San Francisco-based tech giant, Google, has developed an algorithm for artificial intelligence (AI) that allows a smartphone to interpret sign language and read its meaning out loud, helping people with hearing disability to integrate into the society of hearing people more easily.
In a blog post written by Google research engineers Valentin Bazarevsky and Fan Zhang, the tech supergiant said that with the partnership of the image company, MediaPipe, they are proud to provide developers with an open-source algorithm that they have developed in hopes of “providing this hand perception functionality to the wider research and development community will result in an emergence of creative use cases, stimulating new applications and new research avenues.”
“Today we are announcing the release of a new approach to hand perception, which we previewed CVPR 2019 in June, implemented in MediaPipe—an open-source, cross-platform framework for building pipelines to process perceptual data of different modalities, such as video and audio. This approach provides high-fidelity hand and finger tracking by employing machine learning (ML) to infer 21 3D keypoints of a hand from just a single frame,” the researchers said in the blog post.
While Google researchers have developed an open-source algorithm, which means that anyone can use the codes for their own developments, they will not build their own application for it.
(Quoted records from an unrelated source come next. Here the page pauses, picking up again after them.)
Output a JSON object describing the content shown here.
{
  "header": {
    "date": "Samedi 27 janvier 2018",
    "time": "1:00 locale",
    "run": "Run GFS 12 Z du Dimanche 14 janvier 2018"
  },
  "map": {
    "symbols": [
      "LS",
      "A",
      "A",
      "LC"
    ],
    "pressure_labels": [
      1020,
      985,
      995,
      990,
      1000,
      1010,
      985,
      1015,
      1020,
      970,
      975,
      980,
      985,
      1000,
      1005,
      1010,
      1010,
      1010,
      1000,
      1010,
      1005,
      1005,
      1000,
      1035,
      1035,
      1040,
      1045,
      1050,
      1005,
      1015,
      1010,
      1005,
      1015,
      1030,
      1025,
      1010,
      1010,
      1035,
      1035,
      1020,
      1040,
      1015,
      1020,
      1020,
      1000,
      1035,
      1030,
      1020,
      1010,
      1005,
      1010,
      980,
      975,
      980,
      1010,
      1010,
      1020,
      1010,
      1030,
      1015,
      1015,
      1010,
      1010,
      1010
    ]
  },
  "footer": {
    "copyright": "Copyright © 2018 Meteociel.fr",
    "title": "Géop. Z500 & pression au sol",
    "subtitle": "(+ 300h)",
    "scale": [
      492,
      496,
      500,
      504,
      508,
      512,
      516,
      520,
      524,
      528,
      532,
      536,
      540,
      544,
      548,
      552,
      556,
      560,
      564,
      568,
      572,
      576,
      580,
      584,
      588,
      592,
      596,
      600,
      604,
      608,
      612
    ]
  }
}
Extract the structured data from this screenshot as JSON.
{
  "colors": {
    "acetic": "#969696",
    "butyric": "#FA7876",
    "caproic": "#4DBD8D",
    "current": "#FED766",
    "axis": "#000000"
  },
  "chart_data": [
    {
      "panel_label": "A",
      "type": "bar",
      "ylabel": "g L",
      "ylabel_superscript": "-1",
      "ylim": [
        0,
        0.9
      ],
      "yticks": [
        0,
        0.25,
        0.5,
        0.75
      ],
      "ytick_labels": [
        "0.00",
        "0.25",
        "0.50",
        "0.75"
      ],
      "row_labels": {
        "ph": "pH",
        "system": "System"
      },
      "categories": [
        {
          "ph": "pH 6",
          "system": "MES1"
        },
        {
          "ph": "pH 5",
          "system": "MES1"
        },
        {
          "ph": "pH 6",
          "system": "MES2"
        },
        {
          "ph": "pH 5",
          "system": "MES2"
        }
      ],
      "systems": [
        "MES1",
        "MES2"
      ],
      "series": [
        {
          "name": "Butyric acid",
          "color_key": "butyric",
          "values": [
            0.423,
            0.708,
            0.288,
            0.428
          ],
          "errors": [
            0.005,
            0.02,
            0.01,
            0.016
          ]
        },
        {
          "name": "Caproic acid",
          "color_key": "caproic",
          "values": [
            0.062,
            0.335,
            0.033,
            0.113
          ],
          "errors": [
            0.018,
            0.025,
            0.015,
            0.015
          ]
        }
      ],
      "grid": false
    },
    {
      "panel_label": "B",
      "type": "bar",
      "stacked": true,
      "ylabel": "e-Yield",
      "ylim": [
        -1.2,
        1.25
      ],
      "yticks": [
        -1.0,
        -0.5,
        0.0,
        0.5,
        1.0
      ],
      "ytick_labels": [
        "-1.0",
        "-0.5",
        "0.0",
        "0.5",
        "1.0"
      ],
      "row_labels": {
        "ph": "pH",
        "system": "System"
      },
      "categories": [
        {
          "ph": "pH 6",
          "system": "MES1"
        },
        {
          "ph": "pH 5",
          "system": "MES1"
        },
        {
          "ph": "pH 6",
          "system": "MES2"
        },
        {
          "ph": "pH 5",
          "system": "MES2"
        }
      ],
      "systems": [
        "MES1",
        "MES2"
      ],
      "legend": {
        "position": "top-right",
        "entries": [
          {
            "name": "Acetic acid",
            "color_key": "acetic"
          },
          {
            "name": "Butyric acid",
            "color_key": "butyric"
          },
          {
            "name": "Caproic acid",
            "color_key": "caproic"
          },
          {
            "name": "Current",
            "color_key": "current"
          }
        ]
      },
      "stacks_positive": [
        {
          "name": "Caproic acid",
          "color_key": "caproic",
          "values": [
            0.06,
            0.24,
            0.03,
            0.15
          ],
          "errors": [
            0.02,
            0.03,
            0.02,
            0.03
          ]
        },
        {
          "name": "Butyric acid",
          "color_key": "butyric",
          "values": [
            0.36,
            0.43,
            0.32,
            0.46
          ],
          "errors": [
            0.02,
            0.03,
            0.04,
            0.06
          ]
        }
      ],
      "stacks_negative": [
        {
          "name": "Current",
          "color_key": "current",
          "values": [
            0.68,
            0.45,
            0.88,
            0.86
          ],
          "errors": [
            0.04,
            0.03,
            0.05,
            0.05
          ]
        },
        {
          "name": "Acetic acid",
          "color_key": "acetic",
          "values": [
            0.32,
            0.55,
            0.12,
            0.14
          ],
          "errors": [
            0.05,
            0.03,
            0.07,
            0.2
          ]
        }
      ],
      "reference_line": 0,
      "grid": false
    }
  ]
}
Instead, they are hoping that developers will continue the research and develop services using their algorithm to help the community of hearing-deprived individuals.
“The ability to perceive the shape and motion of hands can be a vital component in improving the user experience across a variety of technological domains and platforms. For example, it can form the basis for sign language understanding and hand gesture control, and can also enable the overlay of digital content and information on top of the physical world in augmented reality,” the researchers explained.
Google, however, was straightforward in saying that this is just the first step as the developed algorithms have many incapabilities as of its current phase.
“We’re excited to see what people come up with. For our part, we will continue our research to make the technology more robust and to stabilize tracking, increasing the number of gestures we can reliably detect,” a spokeswoman for Google said in an interview.
With this limitation, inclusivity advocates, while praising Google for its initiative, agreed that there need to be more capabilities that need to be incorporated in the published algorithms. Right now, the algorithm could potentially miss facial expression as it relies on hand movements when interpreting sign language. Changes in facial expression also change the meaning of the sign language. Furthermore, the current algorithm is also exclusive for standard sign language and does not take into account nuances from different cultures and localities.
Jesal Vishnuram, Action on Hearing Loss’s technology manage, praised Google for the initiative but also suggested that other capabilities need to be added for it to be fully inclusive.
“From a deaf person’s perspective, it’d be more beneficial for software to be developed which could provide automated translations of text or audio into British Sign Language (BSL) to help everyday conversations and reduce isolation in the hearing world,” he said.
Google is not the only tech firm to attempt to develop a capability for computers to read aloud sign language and hand gestures. Last year, Microsoft partnered with the National Technical Institute for the Deaf to develop an AI that would help students with hearing disability translate their presentations in class through computers.
Home-grown technologies have also been developed in an attempt to bridge the gap between hearing and non-hearing communities. For example, a 25-year-old Kenyan developed haptic gloves that translate sign language to an Android application which reads the text aloud for his niece who is hearing impaired.
Nonetheless, Google promises that it will not stop until they can build a fully inclusive algorithm to help the deaf community. In the blog post, the researchers said: “We plan to extend this technology with more robust and stable tracking, enlarge the amount of gestures we can reliably detect, and support dynamic gestures unfolding in time. We believe that publishing this technology can give an impulse to new creative ideas and applications by the members of the research and developer community at large. We are excited to see what you can build with it!”